The current draft of the budget calls for 1.86% on top of the 1% asset renewal levy, for an overall increase of 2.86%.

Clay said city staff met their target of a 1.5% budget increase with later resolutions from council pushing that figure up slightly, a number he would like to see brought back down.

"I think there's probably some small adjustments we could make that wouldn't affect anybody's lives."

But while he would like to see the tax rate trimmed slightly, the mayor isn't expecting an angry mob of irate taxpayers at Monday's town hall.

"We'd be more likely to get that activity if we were reducing service levels," said Clay. "People really appreciate our parks and our trails and our rec centre and our library and our police, so I think we would get far more reaction if we were suggesting we were going to slash services to keep taxes lower."

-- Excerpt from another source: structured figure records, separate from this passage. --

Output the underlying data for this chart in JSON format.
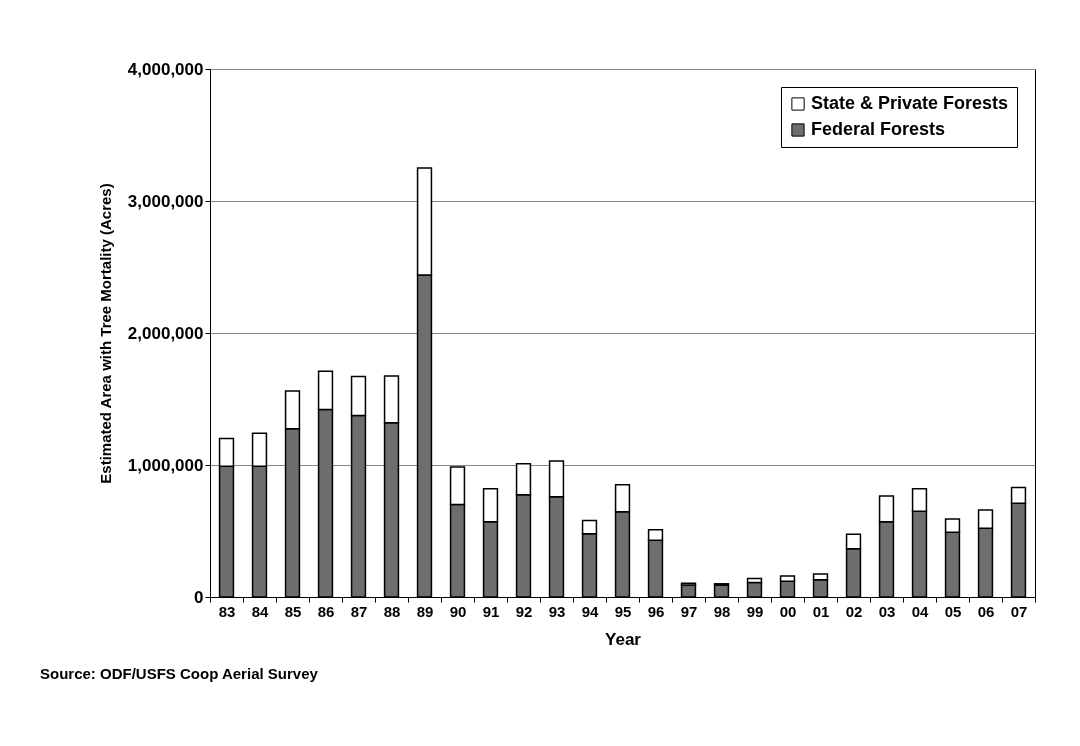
{
  "chart_data": {
    "type": "bar",
    "stacked": true,
    "xlabel": "Year",
    "ylabel": "Estimated Area with Tree Mortality (Acres)",
    "categories": [
      "83",
      "84",
      "85",
      "86",
      "87",
      "88",
      "89",
      "90",
      "91",
      "92",
      "93",
      "94",
      "95",
      "96",
      "97",
      "98",
      "99",
      "00",
      "01",
      "02",
      "03",
      "04",
      "05",
      "06",
      "07"
    ],
    "series": [
      {
        "name": "Federal Forests",
        "color": "#6e6e6e",
        "values": [
          990000,
          990000,
          1275000,
          1420000,
          1375000,
          1320000,
          2440000,
          700000,
          570000,
          775000,
          760000,
          480000,
          645000,
          430000,
          90000,
          90000,
          110000,
          120000,
          130000,
          365000,
          570000,
          650000,
          490000,
          520000,
          710000
        ]
      },
      {
        "name": "State & Private Forests",
        "color": "#ffffff",
        "values": [
          210000,
          250000,
          285000,
          290000,
          295000,
          355000,
          810000,
          285000,
          250000,
          235000,
          270000,
          100000,
          205000,
          80000,
          15000,
          10000,
          30000,
          40000,
          45000,
          110000,
          195000,
          170000,
          100000,
          140000,
          120000
        ]
      }
    ],
    "ylim": [
      0,
      4000000
    ],
    "yticks": [
      0,
      {
        "value": 1000000,
        "label": "1,000,000"
      },
      {
        "value": 2000000,
        "label": "2,000,000"
      },
      {
        "value": 3000000,
        "label": "3,000,000"
      },
      {
        "value": 4000000,
        "label": "4,000,000"
      }
    ],
    "grid": "y",
    "legend": "top right",
    "annotations": [
      "Source: ODF/USFS Coop Aerial Survey"
    ]
  }
}
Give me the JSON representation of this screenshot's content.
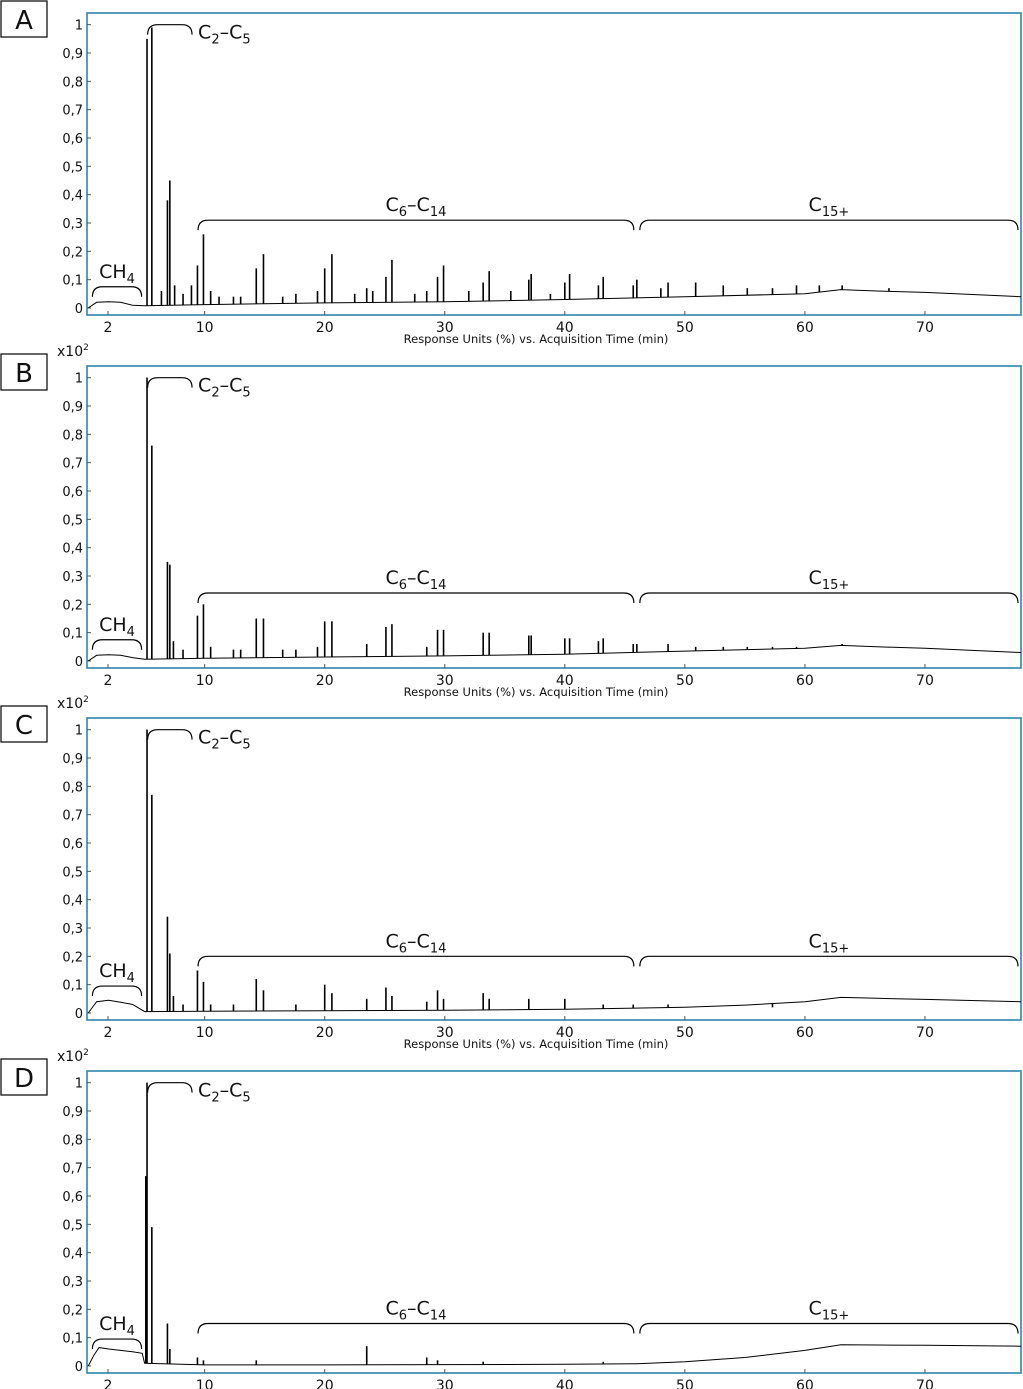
{
  "chart_data": [
    {
      "type": "line",
      "panel_label": "A",
      "multiplier": "",
      "xlabel": "Response Units (%) vs. Acquisition Time (min)",
      "xticks": [
        "2",
        "10",
        "20",
        "30",
        "40",
        "50",
        "60",
        "70"
      ],
      "yticks": [
        "0",
        "0,1",
        "0,2",
        "0,3",
        "0,4",
        "0,5",
        "0,6",
        "0,7",
        "0,8",
        "0,9",
        "1"
      ],
      "xlim": [
        0.2,
        78
      ],
      "ylim": [
        0,
        1.02
      ],
      "baseline": [
        [
          0.3,
          0.0
        ],
        [
          1,
          0.02
        ],
        [
          2,
          0.022
        ],
        [
          3,
          0.02
        ],
        [
          4,
          0.01
        ],
        [
          5,
          0.008
        ],
        [
          10,
          0.012
        ],
        [
          20,
          0.018
        ],
        [
          30,
          0.022
        ],
        [
          40,
          0.03
        ],
        [
          50,
          0.04
        ],
        [
          60,
          0.05
        ],
        [
          63,
          0.065
        ],
        [
          66,
          0.06
        ],
        [
          70,
          0.055
        ],
        [
          78,
          0.04
        ]
      ],
      "peaks": [
        [
          5.2,
          0.95
        ],
        [
          5.6,
          0.99
        ],
        [
          6.4,
          0.06
        ],
        [
          6.9,
          0.38
        ],
        [
          7.1,
          0.45
        ],
        [
          7.5,
          0.08
        ],
        [
          8.2,
          0.05
        ],
        [
          8.9,
          0.08
        ],
        [
          9.4,
          0.15
        ],
        [
          9.9,
          0.26
        ],
        [
          10.5,
          0.06
        ],
        [
          11.2,
          0.04
        ],
        [
          12.4,
          0.04
        ],
        [
          13.0,
          0.04
        ],
        [
          14.3,
          0.14
        ],
        [
          14.9,
          0.19
        ],
        [
          16.5,
          0.04
        ],
        [
          17.6,
          0.05
        ],
        [
          19.4,
          0.06
        ],
        [
          20.0,
          0.14
        ],
        [
          20.6,
          0.19
        ],
        [
          22.5,
          0.05
        ],
        [
          23.5,
          0.07
        ],
        [
          24.0,
          0.06
        ],
        [
          25.1,
          0.11
        ],
        [
          25.6,
          0.17
        ],
        [
          27.5,
          0.05
        ],
        [
          28.5,
          0.06
        ],
        [
          29.4,
          0.11
        ],
        [
          29.9,
          0.15
        ],
        [
          32.0,
          0.06
        ],
        [
          33.2,
          0.09
        ],
        [
          33.7,
          0.13
        ],
        [
          35.5,
          0.06
        ],
        [
          37.0,
          0.1
        ],
        [
          37.2,
          0.12
        ],
        [
          38.8,
          0.05
        ],
        [
          40.0,
          0.09
        ],
        [
          40.4,
          0.12
        ],
        [
          42.8,
          0.08
        ],
        [
          43.2,
          0.11
        ],
        [
          45.7,
          0.08
        ],
        [
          46.0,
          0.1
        ],
        [
          48.0,
          0.07
        ],
        [
          48.6,
          0.09
        ],
        [
          50.9,
          0.09
        ],
        [
          53.2,
          0.08
        ],
        [
          55.2,
          0.07
        ],
        [
          57.3,
          0.07
        ],
        [
          59.3,
          0.08
        ],
        [
          61.2,
          0.08
        ],
        [
          63.1,
          0.08
        ],
        [
          67.0,
          0.07
        ]
      ],
      "annotations": [
        {
          "base": "CH",
          "sub": "4",
          "x1": 0.4,
          "x2": 5.0,
          "y": 0.075
        },
        {
          "base": "C",
          "sub": "2",
          "mid": "–C",
          "sub2": "5",
          "x1": 5.0,
          "x2": 9.2,
          "y": 1.0
        },
        {
          "base": "C",
          "sub": "6",
          "mid": "–C",
          "sub2": "14",
          "x1": 9.2,
          "x2": 46.0,
          "y": 0.31
        },
        {
          "base": "C",
          "sub": "15+",
          "x1": 46.0,
          "x2": 78.0,
          "y": 0.31
        }
      ]
    },
    {
      "type": "line",
      "panel_label": "B",
      "multiplier": "x10",
      "multiplier_exp": "2",
      "xlabel": "Response Units (%) vs. Acquisition Time (min)",
      "xticks": [
        "2",
        "10",
        "20",
        "30",
        "40",
        "50",
        "60",
        "70"
      ],
      "yticks": [
        "0",
        "0,1",
        "0,2",
        "0,3",
        "0,4",
        "0,5",
        "0,6",
        "0,7",
        "0,8",
        "0,9",
        "1"
      ],
      "xlim": [
        0.2,
        78
      ],
      "ylim": [
        0,
        1.02
      ],
      "baseline": [
        [
          0.3,
          0.0
        ],
        [
          1,
          0.02
        ],
        [
          2,
          0.022
        ],
        [
          3,
          0.02
        ],
        [
          4,
          0.012
        ],
        [
          5,
          0.006
        ],
        [
          10,
          0.01
        ],
        [
          20,
          0.014
        ],
        [
          30,
          0.018
        ],
        [
          40,
          0.024
        ],
        [
          50,
          0.035
        ],
        [
          60,
          0.045
        ],
        [
          63,
          0.055
        ],
        [
          66,
          0.05
        ],
        [
          70,
          0.045
        ],
        [
          78,
          0.03
        ]
      ],
      "peaks": [
        [
          5.2,
          1.0
        ],
        [
          5.6,
          0.76
        ],
        [
          6.9,
          0.35
        ],
        [
          7.1,
          0.34
        ],
        [
          7.4,
          0.07
        ],
        [
          8.2,
          0.04
        ],
        [
          9.4,
          0.16
        ],
        [
          9.9,
          0.2
        ],
        [
          10.5,
          0.05
        ],
        [
          12.4,
          0.04
        ],
        [
          13.0,
          0.04
        ],
        [
          14.3,
          0.15
        ],
        [
          14.9,
          0.15
        ],
        [
          16.5,
          0.04
        ],
        [
          17.6,
          0.04
        ],
        [
          19.4,
          0.05
        ],
        [
          20.0,
          0.14
        ],
        [
          20.6,
          0.14
        ],
        [
          23.5,
          0.06
        ],
        [
          25.1,
          0.12
        ],
        [
          25.6,
          0.13
        ],
        [
          28.5,
          0.05
        ],
        [
          29.4,
          0.11
        ],
        [
          29.9,
          0.11
        ],
        [
          33.2,
          0.1
        ],
        [
          33.7,
          0.1
        ],
        [
          37.0,
          0.09
        ],
        [
          37.2,
          0.09
        ],
        [
          40.0,
          0.08
        ],
        [
          40.4,
          0.08
        ],
        [
          42.8,
          0.07
        ],
        [
          43.2,
          0.08
        ],
        [
          45.7,
          0.06
        ],
        [
          46.0,
          0.06
        ],
        [
          48.6,
          0.06
        ],
        [
          50.9,
          0.05
        ],
        [
          53.2,
          0.05
        ],
        [
          55.2,
          0.05
        ],
        [
          57.3,
          0.05
        ],
        [
          59.3,
          0.05
        ],
        [
          61.2,
          0.05
        ],
        [
          63.1,
          0.06
        ],
        [
          67.0,
          0.05
        ]
      ],
      "annotations": [
        {
          "base": "CH",
          "sub": "4",
          "x1": 0.4,
          "x2": 5.0,
          "y": 0.075
        },
        {
          "base": "C",
          "sub": "2",
          "mid": "–C",
          "sub2": "5",
          "x1": 5.0,
          "x2": 9.2,
          "y": 1.0
        },
        {
          "base": "C",
          "sub": "6",
          "mid": "–C",
          "sub2": "14",
          "x1": 9.2,
          "x2": 46.0,
          "y": 0.24
        },
        {
          "base": "C",
          "sub": "15+",
          "x1": 46.0,
          "x2": 78.0,
          "y": 0.24
        }
      ]
    },
    {
      "type": "line",
      "panel_label": "C",
      "multiplier": "x10",
      "multiplier_exp": "2",
      "xlabel": "Response Units (%) vs. Acquisition Time (min)",
      "xticks": [
        "2",
        "10",
        "20",
        "30",
        "40",
        "50",
        "60",
        "70"
      ],
      "yticks": [
        "0",
        "0,1",
        "0,2",
        "0,3",
        "0,4",
        "0,5",
        "0,6",
        "0,7",
        "0,8",
        "0,9",
        "1"
      ],
      "xlim": [
        0.2,
        78
      ],
      "ylim": [
        0,
        1.02
      ],
      "baseline": [
        [
          0.3,
          0.0
        ],
        [
          1,
          0.04
        ],
        [
          2,
          0.045
        ],
        [
          3,
          0.038
        ],
        [
          4,
          0.03
        ],
        [
          5,
          0.005
        ],
        [
          10,
          0.006
        ],
        [
          20,
          0.008
        ],
        [
          30,
          0.01
        ],
        [
          40,
          0.013
        ],
        [
          50,
          0.02
        ],
        [
          55,
          0.028
        ],
        [
          60,
          0.04
        ],
        [
          63,
          0.055
        ],
        [
          66,
          0.052
        ],
        [
          70,
          0.048
        ],
        [
          78,
          0.04
        ]
      ],
      "peaks": [
        [
          5.2,
          1.0
        ],
        [
          5.6,
          0.77
        ],
        [
          6.9,
          0.34
        ],
        [
          7.1,
          0.21
        ],
        [
          7.4,
          0.06
        ],
        [
          8.2,
          0.03
        ],
        [
          9.4,
          0.15
        ],
        [
          9.9,
          0.11
        ],
        [
          10.5,
          0.03
        ],
        [
          12.4,
          0.03
        ],
        [
          14.3,
          0.12
        ],
        [
          14.9,
          0.08
        ],
        [
          17.6,
          0.03
        ],
        [
          20.0,
          0.1
        ],
        [
          20.6,
          0.07
        ],
        [
          23.5,
          0.05
        ],
        [
          25.1,
          0.09
        ],
        [
          25.6,
          0.06
        ],
        [
          28.5,
          0.04
        ],
        [
          29.4,
          0.08
        ],
        [
          29.9,
          0.05
        ],
        [
          33.2,
          0.07
        ],
        [
          33.7,
          0.05
        ],
        [
          37.0,
          0.05
        ],
        [
          40.0,
          0.05
        ],
        [
          43.2,
          0.03
        ],
        [
          45.7,
          0.03
        ],
        [
          48.6,
          0.03
        ],
        [
          53.2,
          0.025
        ],
        [
          57.3,
          0.02
        ]
      ],
      "annotations": [
        {
          "base": "CH",
          "sub": "4",
          "x1": 0.4,
          "x2": 5.0,
          "y": 0.095
        },
        {
          "base": "C",
          "sub": "2",
          "mid": "–C",
          "sub2": "5",
          "x1": 5.0,
          "x2": 9.2,
          "y": 1.0
        },
        {
          "base": "C",
          "sub": "6",
          "mid": "–C",
          "sub2": "14",
          "x1": 9.2,
          "x2": 46.0,
          "y": 0.2
        },
        {
          "base": "C",
          "sub": "15+",
          "x1": 46.0,
          "x2": 78.0,
          "y": 0.2
        }
      ]
    },
    {
      "type": "line",
      "panel_label": "D",
      "multiplier": "x10",
      "multiplier_exp": "2",
      "xlabel": "",
      "xticks": [
        "2",
        "10",
        "20",
        "30",
        "40",
        "50",
        "60",
        "70"
      ],
      "yticks": [
        "0",
        "0,1",
        "0,2",
        "0,3",
        "0,4",
        "0,5",
        "0,6",
        "0,7",
        "0,8",
        "0,9",
        "1"
      ],
      "xlim": [
        0.2,
        78
      ],
      "ylim": [
        0,
        1.02
      ],
      "baseline": [
        [
          0.3,
          0.0
        ],
        [
          0.8,
          0.04
        ],
        [
          1.2,
          0.065
        ],
        [
          2,
          0.06
        ],
        [
          3,
          0.055
        ],
        [
          4,
          0.05
        ],
        [
          4.8,
          0.045
        ],
        [
          5.0,
          0.01
        ],
        [
          10,
          0.004
        ],
        [
          20,
          0.004
        ],
        [
          30,
          0.005
        ],
        [
          40,
          0.006
        ],
        [
          46,
          0.008
        ],
        [
          50,
          0.015
        ],
        [
          55,
          0.03
        ],
        [
          60,
          0.055
        ],
        [
          63,
          0.075
        ],
        [
          66,
          0.074
        ],
        [
          70,
          0.073
        ],
        [
          78,
          0.07
        ]
      ],
      "peaks": [
        [
          5.1,
          0.67
        ],
        [
          5.2,
          1.0
        ],
        [
          5.6,
          0.49
        ],
        [
          6.9,
          0.15
        ],
        [
          7.1,
          0.06
        ],
        [
          9.4,
          0.03
        ],
        [
          9.9,
          0.02
        ],
        [
          14.3,
          0.02
        ],
        [
          23.5,
          0.07
        ],
        [
          28.5,
          0.03
        ],
        [
          29.4,
          0.02
        ],
        [
          33.2,
          0.015
        ],
        [
          43.2,
          0.015
        ]
      ],
      "annotations": [
        {
          "base": "CH",
          "sub": "4",
          "x1": 0.4,
          "x2": 5.0,
          "y": 0.095
        },
        {
          "base": "C",
          "sub": "2",
          "mid": "–C",
          "sub2": "5",
          "x1": 5.0,
          "x2": 9.2,
          "y": 1.0
        },
        {
          "base": "C",
          "sub": "6",
          "mid": "–C",
          "sub2": "14",
          "x1": 9.2,
          "x2": 46.0,
          "y": 0.15
        },
        {
          "base": "C",
          "sub": "15+",
          "x1": 46.0,
          "x2": 78.0,
          "y": 0.15
        }
      ]
    }
  ],
  "colors": {
    "frame": "#2e86ab",
    "trace": "#000000",
    "text": "#111111"
  }
}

And in Clay's view the 1% asset renewal will actually save the city money in the long run.

"We're being told now, when you talk to people in that industry, that proper maintenance of those facilities gives them an indefinite life cycle," said Clay, pointing out the lack of a long-term reserve meant the city had to borrow funds for the construction of the fire hall and rec centre. "The long-term maintenance costs are substantially lower than replacement costs."

He expects Monday's town hall will attract taxpayers with very specific concerns.

"A lot of the concerns we heard [at Tuesday's council cafe] were not necessarily budget related, people were saying there's a pot hole in my street or there's a burned-out light. People get focused on the specifics that affect them," said Clay.